CBOW只需要改变dataset中的label,negative sample,positive sample的顺序。label变成了中心词的窗口。后续model中注意 torch.bmm和logsigmoid中的维度对齐。

glove

glove原理请查看

class GloVeModel(nn.Module):
    """Implement GloVe model with Pytorch
    """

    def __init__(self, embedding_size, context_size, vocab_size, min_occurrance=1, x_max=100, alpha=3 / 4):
        super(GloVeModel, self).__init__()

        self.embedding_size = embedding_size
        if isinstance(context_size, tuple):
            self.left_context, self.right_context = context_size
        if isinstance(context_size, int):
            self.left_context = self.right_context = context_size
        else:
            raise ValueError(
                "'context_size' should be an int or a tuple of two ints")
        self.vocab_size = vocab_size
        self.alpha = alpha
        self.min_occurrance = min_occurrance
        self.x_max = x_max

        self._focal_embeddings = nn.Embedding(
            vocab_size, embedding_size).type(torch.float64)
        self._context_embeddings = nn.Embedding(
            vocab_size, embedding_size).type(torch.float64)
        self._focal_biases = nn.Embedding(vocab_size, 1).type(torch.float64)
        self._context_biases = nn.Embedding(vocab_size, 1).type(torch.float64)
        self._glove_dataset = None

        for params in self.parameters():
            init.uniform_(params, a=-1, b=1)

    def fit(self, corpus):
        """get dictionary word list and co-occruence matrix from corpus

        Args:
            corpus (list): contain word id list

        Raises:
            ValueError: when count zero cocurrences will raise the problems
        """

        left_size, right_size = self.left_context, self.right_context
        vocab_size, min_occurrance = self.vocab_size, self.min_occurrance

        # get co-occurence count matrix
        word_counts = Counter()
        cooccurence_counts = defaultdict(float)
        for region in corpus:
            word_counts.update(region)
            for left_context, word, right_context in _context_windows(region, left_size, right_size):
                for i, context_word in enumerate(left_context[::-1]):
                    # add (1 / distance from focal word) for this pair
                    cooccurence_counts[(word, context_word)] += 1 / (i + 1)
                for i, context_word in enumerate(right_context):
                    cooccurence_counts[(word, context_word)] += 1 / (i + 1)
        if len(cooccurence_counts) == 0:
            raise ValueError(
                "No coccurrences in corpus, Did you try to reuse a generator?")
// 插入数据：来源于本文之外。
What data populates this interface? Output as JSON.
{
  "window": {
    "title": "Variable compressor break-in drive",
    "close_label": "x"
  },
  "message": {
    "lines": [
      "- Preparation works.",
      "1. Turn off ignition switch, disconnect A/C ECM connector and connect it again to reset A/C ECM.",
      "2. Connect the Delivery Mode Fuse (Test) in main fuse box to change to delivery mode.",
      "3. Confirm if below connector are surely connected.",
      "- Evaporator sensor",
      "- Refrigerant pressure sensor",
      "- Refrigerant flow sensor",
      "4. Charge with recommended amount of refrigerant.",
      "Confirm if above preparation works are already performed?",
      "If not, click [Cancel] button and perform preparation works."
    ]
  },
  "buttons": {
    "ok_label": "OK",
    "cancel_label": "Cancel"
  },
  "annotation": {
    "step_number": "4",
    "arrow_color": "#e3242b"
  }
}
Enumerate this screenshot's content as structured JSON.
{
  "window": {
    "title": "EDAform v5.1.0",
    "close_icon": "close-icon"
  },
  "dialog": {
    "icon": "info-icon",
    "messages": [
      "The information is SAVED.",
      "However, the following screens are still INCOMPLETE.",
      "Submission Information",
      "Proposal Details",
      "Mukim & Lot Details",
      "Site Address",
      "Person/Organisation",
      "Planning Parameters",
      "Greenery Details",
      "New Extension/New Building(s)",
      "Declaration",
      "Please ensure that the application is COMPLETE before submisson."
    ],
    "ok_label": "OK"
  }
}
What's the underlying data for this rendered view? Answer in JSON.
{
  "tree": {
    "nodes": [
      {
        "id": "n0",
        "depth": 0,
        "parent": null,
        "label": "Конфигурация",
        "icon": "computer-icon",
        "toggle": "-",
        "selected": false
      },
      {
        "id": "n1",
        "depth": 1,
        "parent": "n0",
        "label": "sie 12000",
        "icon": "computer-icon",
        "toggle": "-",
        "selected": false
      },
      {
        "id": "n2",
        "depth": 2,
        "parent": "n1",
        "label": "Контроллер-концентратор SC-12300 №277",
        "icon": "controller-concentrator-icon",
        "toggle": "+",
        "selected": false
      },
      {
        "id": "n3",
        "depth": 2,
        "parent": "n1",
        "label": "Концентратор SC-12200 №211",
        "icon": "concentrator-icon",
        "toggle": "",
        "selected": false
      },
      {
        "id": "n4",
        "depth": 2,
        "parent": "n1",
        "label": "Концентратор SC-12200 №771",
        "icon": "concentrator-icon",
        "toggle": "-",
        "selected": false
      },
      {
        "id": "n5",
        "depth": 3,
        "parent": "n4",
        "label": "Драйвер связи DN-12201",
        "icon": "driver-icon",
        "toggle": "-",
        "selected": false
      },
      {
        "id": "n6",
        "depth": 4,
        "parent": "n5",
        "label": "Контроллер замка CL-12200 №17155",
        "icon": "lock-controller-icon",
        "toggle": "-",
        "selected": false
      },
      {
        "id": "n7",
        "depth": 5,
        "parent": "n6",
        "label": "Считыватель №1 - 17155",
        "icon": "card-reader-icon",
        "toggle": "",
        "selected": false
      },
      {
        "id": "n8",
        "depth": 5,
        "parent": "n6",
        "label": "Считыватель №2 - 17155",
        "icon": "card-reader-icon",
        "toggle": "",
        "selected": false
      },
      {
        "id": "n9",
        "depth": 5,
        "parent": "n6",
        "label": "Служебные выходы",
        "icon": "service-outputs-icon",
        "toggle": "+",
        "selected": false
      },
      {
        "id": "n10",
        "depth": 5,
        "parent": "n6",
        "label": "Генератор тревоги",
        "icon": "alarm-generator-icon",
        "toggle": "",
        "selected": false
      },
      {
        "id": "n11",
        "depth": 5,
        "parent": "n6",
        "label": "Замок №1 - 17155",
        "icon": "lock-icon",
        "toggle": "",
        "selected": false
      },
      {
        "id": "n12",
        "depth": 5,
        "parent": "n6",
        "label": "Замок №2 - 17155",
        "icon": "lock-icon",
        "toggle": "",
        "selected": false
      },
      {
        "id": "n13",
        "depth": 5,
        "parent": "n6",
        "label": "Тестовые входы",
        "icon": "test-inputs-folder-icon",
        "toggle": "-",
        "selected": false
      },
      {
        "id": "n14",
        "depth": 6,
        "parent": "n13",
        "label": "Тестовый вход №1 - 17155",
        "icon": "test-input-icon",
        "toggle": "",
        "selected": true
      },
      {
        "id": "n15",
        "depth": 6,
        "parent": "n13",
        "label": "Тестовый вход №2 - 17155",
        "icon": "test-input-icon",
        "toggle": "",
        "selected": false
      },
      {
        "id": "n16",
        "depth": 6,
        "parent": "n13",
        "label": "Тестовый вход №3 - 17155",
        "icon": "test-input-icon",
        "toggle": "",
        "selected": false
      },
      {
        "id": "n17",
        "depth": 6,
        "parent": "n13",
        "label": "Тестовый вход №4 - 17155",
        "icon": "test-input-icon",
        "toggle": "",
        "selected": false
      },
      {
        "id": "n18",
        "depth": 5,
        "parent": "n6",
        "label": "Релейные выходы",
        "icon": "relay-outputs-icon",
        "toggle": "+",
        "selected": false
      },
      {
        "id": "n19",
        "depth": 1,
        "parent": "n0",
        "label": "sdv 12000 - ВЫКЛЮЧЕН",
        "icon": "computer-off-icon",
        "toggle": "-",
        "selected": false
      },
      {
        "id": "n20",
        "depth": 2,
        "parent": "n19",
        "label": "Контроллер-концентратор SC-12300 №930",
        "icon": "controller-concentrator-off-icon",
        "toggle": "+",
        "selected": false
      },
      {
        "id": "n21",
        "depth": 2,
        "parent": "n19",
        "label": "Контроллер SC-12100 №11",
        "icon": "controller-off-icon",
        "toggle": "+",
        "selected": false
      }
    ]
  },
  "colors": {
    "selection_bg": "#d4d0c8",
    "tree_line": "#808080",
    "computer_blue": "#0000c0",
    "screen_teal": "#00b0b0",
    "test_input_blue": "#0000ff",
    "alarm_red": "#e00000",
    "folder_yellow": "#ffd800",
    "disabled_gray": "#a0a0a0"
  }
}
        # get words bag information
        tokens = [word for word, count in
                  word_counts.most_common(vocab_size) if count >= min_occurrance]
        coocurrence_matrix = [(words[0], words[1], count)
                              for words, count in cooccurence_counts.items()
                              if words[0] in tokens and words[1] in tokens]
        self._glove_dataset = GloVeDataSet(coocurrence_matrix)

    def train(self, num_epoch, device, batch_size=512, learning_rate=0.05, loop_interval=10):
        """Training GloVe model

        Args:
            num_epoch (int): number of epoch
            device (str): cpu or gpu
            batch_size (int, optional): Defaults to 512.
            learning_rate (float, optional): Defaults to 0.05. learning rate for Adam optimizer
            batch_interval (int, optional): Defaults to 100. interval time to show average loss

        Raises:
            NotFitToCorpusError: if the model is not fit by corpus, the error will be raise
        """

        if self._glove_dataset is None:
            raise NotFitToCorpusError(
                "Please fit model with corpus before training")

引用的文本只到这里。